Она была сильно напугана, а я сильно утомлен. Усевшись на один из мягких стульев, я на несколько минут погрузился в собственные мысли. Паола подошла к двери, но не вышла из часовни. Прислонясь к дверному косяку, она следила за мной таким взглядом, будто я собирался стянуть ее сумочку или уже сделал это.

– Я вам не враг, – сказал я.

– Тогда не мучайте меня больше. Я пережила тяжелую ночь. – Она отвернула лицо в сторону, словно стыдясь того, что собиралась произнести. – Я любила отца. Увидев его мертвым, я пережила ужасное потрясение.

– Мне очень жаль, Паола. Будем надеяться, что завтра станет лучше.

– Я тоже на это надеюсь, – сказала она.

– Кажется, у вашего отца была фотография той картины?

– Верно, была. Она сейчас у следователя.

– У Генри Пурвиса?

– Я не знаю, как его зовут. Так или иначе, она находится у него.

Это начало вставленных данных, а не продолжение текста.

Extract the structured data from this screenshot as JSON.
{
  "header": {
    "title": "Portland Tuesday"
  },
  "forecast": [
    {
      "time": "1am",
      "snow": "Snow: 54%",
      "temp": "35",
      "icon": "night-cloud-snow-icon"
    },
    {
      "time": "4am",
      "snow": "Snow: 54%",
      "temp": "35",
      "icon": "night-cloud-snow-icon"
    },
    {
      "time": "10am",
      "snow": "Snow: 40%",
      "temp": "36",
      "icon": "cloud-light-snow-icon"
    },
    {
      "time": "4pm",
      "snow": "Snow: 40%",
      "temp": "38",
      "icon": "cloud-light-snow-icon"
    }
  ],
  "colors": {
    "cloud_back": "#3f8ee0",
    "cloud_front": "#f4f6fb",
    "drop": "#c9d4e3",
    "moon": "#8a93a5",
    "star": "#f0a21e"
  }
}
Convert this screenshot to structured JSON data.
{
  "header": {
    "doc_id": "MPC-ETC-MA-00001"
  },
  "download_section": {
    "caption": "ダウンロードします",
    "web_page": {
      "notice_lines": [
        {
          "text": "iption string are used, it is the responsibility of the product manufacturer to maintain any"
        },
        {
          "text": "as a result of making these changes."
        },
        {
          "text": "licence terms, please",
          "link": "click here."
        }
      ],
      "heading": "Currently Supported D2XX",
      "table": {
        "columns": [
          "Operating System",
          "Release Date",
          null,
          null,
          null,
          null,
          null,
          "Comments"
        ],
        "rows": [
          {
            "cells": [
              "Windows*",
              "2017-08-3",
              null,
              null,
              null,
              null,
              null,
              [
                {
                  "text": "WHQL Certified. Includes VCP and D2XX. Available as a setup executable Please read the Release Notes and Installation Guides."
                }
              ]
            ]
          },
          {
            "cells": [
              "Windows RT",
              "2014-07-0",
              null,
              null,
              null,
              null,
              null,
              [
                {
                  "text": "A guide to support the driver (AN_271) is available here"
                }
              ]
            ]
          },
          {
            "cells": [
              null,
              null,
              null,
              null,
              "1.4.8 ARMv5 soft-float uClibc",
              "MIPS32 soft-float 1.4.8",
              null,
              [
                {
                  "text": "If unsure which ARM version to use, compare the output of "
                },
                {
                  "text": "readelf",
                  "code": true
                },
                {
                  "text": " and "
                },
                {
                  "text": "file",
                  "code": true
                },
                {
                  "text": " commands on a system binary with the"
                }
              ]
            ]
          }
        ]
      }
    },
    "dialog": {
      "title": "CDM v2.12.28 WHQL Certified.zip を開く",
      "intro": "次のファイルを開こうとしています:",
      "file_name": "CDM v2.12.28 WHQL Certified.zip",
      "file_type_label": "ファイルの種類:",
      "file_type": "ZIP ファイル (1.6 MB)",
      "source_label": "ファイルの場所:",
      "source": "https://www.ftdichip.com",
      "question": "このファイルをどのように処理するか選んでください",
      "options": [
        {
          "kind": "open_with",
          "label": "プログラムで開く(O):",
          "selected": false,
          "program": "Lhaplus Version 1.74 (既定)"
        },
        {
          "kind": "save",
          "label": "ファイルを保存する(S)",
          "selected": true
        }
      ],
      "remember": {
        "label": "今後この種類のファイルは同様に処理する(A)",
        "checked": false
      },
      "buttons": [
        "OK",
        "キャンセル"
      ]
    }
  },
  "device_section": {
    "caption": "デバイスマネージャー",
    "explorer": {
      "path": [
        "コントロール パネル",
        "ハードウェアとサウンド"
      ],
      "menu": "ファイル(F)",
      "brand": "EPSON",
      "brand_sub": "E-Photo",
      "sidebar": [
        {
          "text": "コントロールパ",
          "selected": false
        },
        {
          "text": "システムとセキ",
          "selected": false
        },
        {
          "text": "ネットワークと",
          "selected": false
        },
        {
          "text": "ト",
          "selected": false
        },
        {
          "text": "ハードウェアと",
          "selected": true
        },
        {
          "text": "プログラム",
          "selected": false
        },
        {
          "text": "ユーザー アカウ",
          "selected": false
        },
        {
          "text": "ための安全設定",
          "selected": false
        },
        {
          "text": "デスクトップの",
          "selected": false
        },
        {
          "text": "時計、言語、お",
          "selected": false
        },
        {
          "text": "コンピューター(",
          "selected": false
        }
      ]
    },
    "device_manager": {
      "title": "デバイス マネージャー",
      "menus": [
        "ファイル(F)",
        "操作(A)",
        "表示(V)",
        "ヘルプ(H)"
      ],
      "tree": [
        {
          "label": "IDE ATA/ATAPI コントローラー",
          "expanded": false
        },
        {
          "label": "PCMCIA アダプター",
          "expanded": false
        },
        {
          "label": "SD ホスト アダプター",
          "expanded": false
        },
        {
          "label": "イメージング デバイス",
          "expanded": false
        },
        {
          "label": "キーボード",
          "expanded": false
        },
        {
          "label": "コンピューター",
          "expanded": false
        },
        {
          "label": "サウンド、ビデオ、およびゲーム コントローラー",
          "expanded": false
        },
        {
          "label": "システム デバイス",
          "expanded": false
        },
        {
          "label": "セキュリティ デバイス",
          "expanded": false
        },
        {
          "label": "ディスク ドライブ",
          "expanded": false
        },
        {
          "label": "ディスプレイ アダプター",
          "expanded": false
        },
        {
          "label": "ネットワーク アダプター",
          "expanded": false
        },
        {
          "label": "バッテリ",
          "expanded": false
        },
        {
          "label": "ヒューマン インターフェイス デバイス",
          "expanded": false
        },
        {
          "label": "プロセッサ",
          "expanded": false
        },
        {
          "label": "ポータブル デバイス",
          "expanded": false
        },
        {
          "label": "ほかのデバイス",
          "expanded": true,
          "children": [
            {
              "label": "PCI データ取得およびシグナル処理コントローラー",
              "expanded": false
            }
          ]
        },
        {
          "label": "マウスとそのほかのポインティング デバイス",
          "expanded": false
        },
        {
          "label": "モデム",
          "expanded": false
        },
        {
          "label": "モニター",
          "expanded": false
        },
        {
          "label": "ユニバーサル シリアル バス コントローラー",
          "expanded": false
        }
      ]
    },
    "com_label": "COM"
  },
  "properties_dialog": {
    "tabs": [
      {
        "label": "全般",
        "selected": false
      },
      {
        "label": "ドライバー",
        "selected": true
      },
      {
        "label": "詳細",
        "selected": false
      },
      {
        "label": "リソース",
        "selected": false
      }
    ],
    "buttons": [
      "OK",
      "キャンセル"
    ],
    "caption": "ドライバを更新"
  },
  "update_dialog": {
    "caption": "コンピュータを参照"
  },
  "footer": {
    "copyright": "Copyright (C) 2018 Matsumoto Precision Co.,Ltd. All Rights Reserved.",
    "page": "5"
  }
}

– Откуда вам это известно?

– Он сам мне ее показал. Говорил, что нашел ее у отца, и спрашивал, знаю ли я эту женщину. Я сказала, что нет.

– Но картину вы опознали?

– Да.

– Это та, которую ваш отец продал Баймейерам?

– Да.

– Сколько они ему за нее заплатили?

– Он мне не говорил. Думаю, что ему нужно было уплатить какой-то долг, и он не хотел, чтобы я знала. Однако я могу сообщить кое о чем, что услышала от него. Так вот, он знал ту женщину на портрете и как раз на этом основании пришел к выводу, что картина – подлинник.

– Значит, ее написал Чентри?

– Так утверждал мой отец.

– А он не говорил, как зовут эту женщину?

– Милдред. Она была натурщицей в Тусоне во времена его молодости. Красивая девушка. Он утверждал, что картина написана по памяти, потому что сейчас Милдред уже старушка, если вообще жива.

– Вы не помните ее фамилии?

– Нет. Кажется, она пользовалась фамилиями тех мужчин, с которыми жила.

Я оставил Паолу в часовне и вернулся в морг. Пурвис сидел по-прежнему в вестибюле, но оказалось, что у него нет фотографии картины. Он отдал ее Бетти Джо Сиддон.

– Зачем?

– Она хотела отнести ее в редакцию, чтобы там сделали копию.

– То-то Маккендрик обрадуется, Генри.

– Черт возьми, да ведь он сам велел мне ее отдать. Начальник полиции в этом году уходит на пенсию, и капитан Маккендрик начал заботиться о рекламе для себя.

Я направился было в сторону ворот, но остановился, вспомнив, что не докончил начатого дела: когда мне повстречался умирающий Пол Граймс, я ведь направлялся поговорить с миссис Джонсон, матерью Фрэда.